Nummer: 12/3686/SGA
Betreft: [klager] datum: 27 november 2012
De voorzitter van de beroepscommissie als bedoeld in artikel 69, tweede lid, van de Penitentiaire beginselenwet (Pbw), heeft kennisgenomen van een bij het secretariaat van de Raad ingekomen verzoekschrift, ingediend door mr. M. de Reus, namens
[...], verder verzoeker te noemen, verblijvende in de locatie De Schie te Rotterdam.
Verzoeker vraagt om schorsing, met toepassing van artikel 66, eerste lid, van de Pbw, van de (verdere) tenuitvoerlegging van de beslissing van de directeur van voormelde locatie van 8 november 2012, inhoudende de oplegging van een drietal
toezichtmaatregelen, te weten:
- het opnemen en beluisteren van telefoongesprekken;
- inhoudelijke controle, kopiëren en toezenden van post aan het Gedetineerden recherche informatiepunt (Grip);
- uitgebreide celinspectie;
voor de duur van zes maanden, ingaande op 8 november 2012 en eindigend op 8 mei 2013, zulks in verband met verzoekers plaatsing op de lijst van gedetineerden met een vlucht-/maatschappelijk risico (GVM-lijst) met de status verhoogd. Met de bepaling dat
de noodzaak van voortduring van de toezichtmaatregelen maandelijks zal worden getoetst.

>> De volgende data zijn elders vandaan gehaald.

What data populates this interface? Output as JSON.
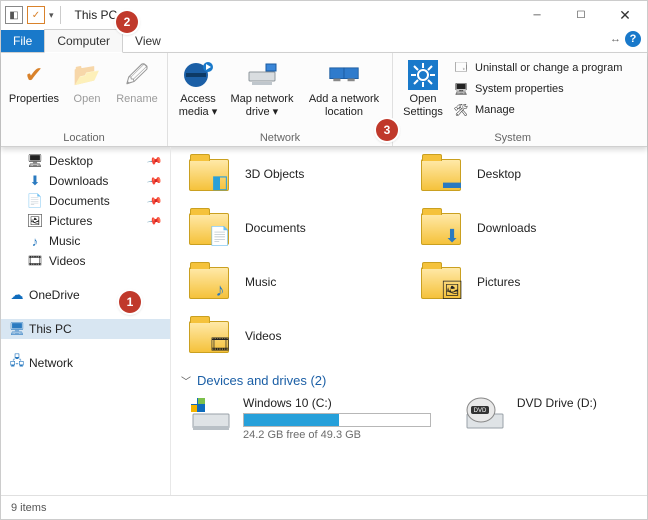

De voorzitter heeft voorts kennisgenomen van de schriftelijke inlichtingen van de directeur van 26 november 2012. De secretaris van de beklagcommissie heeft (nog) niet gereageerd op het verzoek van de voorzitter om inlichtingen.
1. De beoordeling
In het verzoekschrift is uitdrukkelijk gesteld dat verzoeker een klaagschrift heeft gezonden aan de beklagcommissie. Gelet daarop acht de voorzitter verzoeker vooralsnog ontvankelijk in zijn verzoek.
De voorzitter stelt voorop dat in het kader van het verzoek om schorsing van de tenuitvoerlegging van een beslissing van de directeur slechts ruimte bestaat voor een voorlopige beoordeling en dat de zaak niet ten gronde kan worden onderzocht en
beslist.
Aan de orde is daarom slechts de vraag of de beslissing waartegen beklag is ingediend in strijd is met een wettelijk voorschrift dan wel zodanig onredelijk of onbillijk is dat er een spoedeisend belang is om thans over te gaan tot schorsing van de
(verdere) tenuitvoerlegging van die beslissing. Naar het oordeel van de voorzitter is dat niet het geval. Uit de inlichtingen van de directeur, waaronder een rapport van het meldpunt Grip van 24 oktober 2012, wordt – naar het voorlopig oordeel van de
voorzitter voldoende aannemelijk dat er (vooralsnog) een noodzaak is voor de aan verzoeker opgelegde toezichtmaatregelen. Nu de directeur een eigen belangenafweging heeft gemaakt, aannemelijk is dat verzoeker is gehoord voorafgaande aan het nemen van
de
bestreden beslissing en de directeur heeft aangegeven dat er maandelijks een toetsing van de noodzaak van voortduring van die maatregelen plaats zal vinden, moet – nog steeds naar het voorlopig oordeel van de voorzitter - worden geoordeeld dat de
directeur de bestreden beslissing in redelijkheid heeft kunnen nemen. Het verzoek zal daarom worden afgewezen.
2. De uitspraak
De voorzitter wijst het verzoek af.
Aldus gedaan door mr. R.W. van Zuijlen, voorzitter, in tegenwoordigheid van mr. H.M.J.D. Maes, secretaris, op 27 november 2012.